It seems most riflemen (at least at the start) were carrying simple trade/butcher/scalper knives. At the time, blade length was somewhere around 7" or so.


Something like this (a "red handled scalper" by Bob Rossdeutcher):

http://i1222.photobucket.com/albums/dd4 ... CN0380.jpg


“They wore fringed hunting shirts, dyed yellow, brown, white and even red; quaintly carved shot-bags and powder-horns hung from their broad ornamented belts; they had fur caps or soft hats, moccasins, and coarse woolen leggings reaching half-way up to the thigh. Each carried his flintlock, his tomahawk, and scalping knife.”-
J.F.D. Smyth


"The principal distinction between us, was in our dialects, our arms, and our dress. Each man of the three companies, bore a rifle-barreled gun, a tomehawk, or small axe, and a long knife, usually called a "scalping-knife," which served for all purposes, in the woods.

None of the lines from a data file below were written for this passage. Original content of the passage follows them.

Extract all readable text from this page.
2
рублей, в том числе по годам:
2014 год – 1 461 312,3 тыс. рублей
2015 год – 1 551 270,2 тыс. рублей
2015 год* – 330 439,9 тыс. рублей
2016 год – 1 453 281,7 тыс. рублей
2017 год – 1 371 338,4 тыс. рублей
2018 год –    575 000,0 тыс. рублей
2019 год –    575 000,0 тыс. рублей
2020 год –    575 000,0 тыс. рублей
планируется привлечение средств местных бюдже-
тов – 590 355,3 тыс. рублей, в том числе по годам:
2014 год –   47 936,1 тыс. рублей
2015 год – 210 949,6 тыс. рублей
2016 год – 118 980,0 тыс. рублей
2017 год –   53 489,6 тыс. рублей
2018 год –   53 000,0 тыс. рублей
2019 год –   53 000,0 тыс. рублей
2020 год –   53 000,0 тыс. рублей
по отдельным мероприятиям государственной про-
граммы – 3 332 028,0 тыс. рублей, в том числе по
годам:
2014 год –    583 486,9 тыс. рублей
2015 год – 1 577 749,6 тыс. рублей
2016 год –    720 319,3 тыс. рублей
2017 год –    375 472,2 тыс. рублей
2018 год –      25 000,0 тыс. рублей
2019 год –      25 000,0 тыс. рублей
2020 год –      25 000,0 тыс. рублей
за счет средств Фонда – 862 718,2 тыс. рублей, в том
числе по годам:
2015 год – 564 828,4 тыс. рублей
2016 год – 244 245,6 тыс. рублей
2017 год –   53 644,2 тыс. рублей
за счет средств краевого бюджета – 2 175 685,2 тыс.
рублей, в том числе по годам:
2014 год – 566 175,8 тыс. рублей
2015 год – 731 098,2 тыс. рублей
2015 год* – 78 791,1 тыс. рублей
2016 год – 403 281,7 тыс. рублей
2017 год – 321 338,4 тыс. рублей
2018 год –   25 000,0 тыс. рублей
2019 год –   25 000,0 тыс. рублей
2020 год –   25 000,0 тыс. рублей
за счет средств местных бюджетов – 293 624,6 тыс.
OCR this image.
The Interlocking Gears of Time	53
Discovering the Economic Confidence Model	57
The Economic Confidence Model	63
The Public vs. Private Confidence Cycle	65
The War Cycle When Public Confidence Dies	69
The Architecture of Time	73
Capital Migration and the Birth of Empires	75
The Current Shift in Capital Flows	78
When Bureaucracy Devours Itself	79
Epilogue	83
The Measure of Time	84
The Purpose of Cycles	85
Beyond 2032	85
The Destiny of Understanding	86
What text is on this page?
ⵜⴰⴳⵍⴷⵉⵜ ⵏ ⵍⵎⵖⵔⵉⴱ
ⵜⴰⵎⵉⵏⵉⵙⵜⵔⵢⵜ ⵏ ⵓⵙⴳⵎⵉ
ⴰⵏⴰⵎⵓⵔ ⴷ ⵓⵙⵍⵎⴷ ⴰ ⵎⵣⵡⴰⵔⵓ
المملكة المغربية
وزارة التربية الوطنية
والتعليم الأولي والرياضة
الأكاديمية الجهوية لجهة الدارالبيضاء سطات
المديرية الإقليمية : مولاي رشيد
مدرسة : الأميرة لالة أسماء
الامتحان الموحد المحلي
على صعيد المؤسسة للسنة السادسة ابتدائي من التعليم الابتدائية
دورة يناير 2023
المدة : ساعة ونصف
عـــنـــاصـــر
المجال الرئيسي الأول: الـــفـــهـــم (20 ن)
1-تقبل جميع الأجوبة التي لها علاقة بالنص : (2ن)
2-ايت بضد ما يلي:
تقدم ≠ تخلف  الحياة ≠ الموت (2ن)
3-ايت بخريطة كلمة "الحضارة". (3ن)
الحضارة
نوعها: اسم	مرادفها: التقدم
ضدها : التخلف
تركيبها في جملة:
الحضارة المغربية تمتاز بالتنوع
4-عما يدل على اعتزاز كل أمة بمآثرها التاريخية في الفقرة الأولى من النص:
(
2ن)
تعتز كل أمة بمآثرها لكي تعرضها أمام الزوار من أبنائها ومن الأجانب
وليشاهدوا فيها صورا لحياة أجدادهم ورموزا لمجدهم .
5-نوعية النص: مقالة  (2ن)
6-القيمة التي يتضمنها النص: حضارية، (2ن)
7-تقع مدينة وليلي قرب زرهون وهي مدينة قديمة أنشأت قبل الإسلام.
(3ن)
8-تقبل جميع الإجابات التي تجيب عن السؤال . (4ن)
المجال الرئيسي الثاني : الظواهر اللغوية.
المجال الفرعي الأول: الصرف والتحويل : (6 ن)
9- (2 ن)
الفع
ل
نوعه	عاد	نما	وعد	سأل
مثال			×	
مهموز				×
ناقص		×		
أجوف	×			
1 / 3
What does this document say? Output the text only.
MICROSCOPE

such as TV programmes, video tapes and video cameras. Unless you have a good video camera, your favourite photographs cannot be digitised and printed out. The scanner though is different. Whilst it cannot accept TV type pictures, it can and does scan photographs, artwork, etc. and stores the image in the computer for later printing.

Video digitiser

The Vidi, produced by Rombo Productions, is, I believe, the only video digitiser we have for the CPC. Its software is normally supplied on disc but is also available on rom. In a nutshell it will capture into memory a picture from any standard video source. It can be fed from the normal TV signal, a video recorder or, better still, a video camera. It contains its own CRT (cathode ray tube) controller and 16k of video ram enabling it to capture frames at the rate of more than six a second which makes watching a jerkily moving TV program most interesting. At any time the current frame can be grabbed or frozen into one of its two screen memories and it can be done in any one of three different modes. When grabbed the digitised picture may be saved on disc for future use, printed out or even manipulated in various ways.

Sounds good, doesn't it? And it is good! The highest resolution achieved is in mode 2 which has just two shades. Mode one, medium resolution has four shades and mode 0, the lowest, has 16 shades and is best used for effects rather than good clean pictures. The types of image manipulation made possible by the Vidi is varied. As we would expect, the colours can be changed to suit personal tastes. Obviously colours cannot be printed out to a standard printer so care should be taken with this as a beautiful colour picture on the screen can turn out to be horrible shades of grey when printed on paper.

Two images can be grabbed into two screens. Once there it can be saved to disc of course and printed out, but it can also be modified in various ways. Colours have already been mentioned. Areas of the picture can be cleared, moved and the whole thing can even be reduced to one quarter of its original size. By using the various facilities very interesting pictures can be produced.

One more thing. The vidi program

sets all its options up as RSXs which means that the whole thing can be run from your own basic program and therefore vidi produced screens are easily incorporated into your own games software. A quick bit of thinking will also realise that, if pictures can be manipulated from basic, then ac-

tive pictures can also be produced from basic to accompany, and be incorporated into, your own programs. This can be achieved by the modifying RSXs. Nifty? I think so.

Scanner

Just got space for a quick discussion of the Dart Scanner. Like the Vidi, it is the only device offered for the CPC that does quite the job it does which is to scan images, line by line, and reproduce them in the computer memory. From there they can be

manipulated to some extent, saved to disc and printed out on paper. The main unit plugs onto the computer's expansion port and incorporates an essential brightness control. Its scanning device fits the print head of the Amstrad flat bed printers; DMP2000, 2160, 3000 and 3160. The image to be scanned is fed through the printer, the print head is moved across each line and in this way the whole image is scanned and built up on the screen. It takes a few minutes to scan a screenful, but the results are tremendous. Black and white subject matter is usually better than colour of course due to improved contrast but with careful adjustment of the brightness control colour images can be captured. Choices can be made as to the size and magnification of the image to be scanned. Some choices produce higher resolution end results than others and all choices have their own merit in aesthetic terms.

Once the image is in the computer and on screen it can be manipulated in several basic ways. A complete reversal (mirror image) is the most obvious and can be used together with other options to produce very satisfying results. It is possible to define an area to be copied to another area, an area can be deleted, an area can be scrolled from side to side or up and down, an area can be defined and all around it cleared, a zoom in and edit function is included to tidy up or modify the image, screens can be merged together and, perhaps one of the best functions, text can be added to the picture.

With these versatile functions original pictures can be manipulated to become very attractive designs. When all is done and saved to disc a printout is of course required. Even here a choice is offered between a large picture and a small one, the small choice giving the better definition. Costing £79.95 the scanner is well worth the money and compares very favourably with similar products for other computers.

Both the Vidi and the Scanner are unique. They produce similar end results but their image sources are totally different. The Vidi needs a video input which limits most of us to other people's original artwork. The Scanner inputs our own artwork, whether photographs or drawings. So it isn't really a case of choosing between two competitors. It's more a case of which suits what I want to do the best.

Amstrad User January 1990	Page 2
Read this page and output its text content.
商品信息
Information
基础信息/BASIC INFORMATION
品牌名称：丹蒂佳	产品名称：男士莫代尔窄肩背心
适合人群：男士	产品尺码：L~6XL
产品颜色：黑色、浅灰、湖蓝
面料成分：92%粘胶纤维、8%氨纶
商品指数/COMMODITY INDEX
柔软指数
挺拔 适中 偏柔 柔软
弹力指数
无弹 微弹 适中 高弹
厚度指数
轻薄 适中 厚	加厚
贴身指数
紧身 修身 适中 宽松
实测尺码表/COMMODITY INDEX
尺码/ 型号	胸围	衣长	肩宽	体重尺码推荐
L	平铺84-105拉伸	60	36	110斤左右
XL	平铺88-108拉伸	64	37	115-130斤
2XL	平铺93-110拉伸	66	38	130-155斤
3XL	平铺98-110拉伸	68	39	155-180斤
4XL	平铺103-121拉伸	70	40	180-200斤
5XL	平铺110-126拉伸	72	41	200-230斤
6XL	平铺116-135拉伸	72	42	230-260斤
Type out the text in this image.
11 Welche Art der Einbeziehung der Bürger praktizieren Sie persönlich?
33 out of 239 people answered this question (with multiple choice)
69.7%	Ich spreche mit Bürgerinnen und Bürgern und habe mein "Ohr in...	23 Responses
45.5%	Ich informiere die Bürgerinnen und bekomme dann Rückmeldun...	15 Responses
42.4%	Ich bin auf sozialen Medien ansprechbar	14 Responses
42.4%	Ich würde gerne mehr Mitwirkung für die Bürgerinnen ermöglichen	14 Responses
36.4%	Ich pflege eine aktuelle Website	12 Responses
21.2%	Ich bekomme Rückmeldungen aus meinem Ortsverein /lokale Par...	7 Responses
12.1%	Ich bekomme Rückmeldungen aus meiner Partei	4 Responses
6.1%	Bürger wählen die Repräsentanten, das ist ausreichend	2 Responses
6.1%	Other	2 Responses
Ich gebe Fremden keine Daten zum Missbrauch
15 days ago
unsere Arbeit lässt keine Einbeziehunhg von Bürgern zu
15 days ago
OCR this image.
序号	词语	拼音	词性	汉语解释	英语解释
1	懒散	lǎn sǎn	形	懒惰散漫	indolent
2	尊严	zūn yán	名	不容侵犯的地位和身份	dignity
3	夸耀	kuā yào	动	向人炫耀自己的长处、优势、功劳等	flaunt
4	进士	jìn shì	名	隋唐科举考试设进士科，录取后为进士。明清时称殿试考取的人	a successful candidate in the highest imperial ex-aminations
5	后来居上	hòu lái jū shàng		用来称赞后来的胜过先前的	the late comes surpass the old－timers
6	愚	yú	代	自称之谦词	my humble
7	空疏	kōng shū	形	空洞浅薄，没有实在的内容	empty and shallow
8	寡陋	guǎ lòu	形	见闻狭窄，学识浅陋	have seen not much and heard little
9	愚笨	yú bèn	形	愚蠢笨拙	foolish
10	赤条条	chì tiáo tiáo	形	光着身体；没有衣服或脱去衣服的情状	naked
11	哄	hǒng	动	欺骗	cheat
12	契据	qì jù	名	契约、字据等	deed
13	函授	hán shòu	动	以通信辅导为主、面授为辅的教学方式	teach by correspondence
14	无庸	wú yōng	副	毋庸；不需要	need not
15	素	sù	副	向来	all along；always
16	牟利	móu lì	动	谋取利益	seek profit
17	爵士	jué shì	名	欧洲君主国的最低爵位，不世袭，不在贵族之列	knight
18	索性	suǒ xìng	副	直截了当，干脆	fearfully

His under-dress, by no means in a military style, was covered by a deep ash colored hunting-shirt, leggins and mockasins, if the latter could be procured. It was the silly fashion of those times, for riflemen to ape the manners of savages."

"Executive Journals of the Council of Colonial Virginia, June 20, 1754-May 3, 1775" Virginia State Library and based on a plan by Capt. Voss (Vause) to raise 200 men from Augusta, Bedford, and bordering parts of Carolina to march against the Shawnese.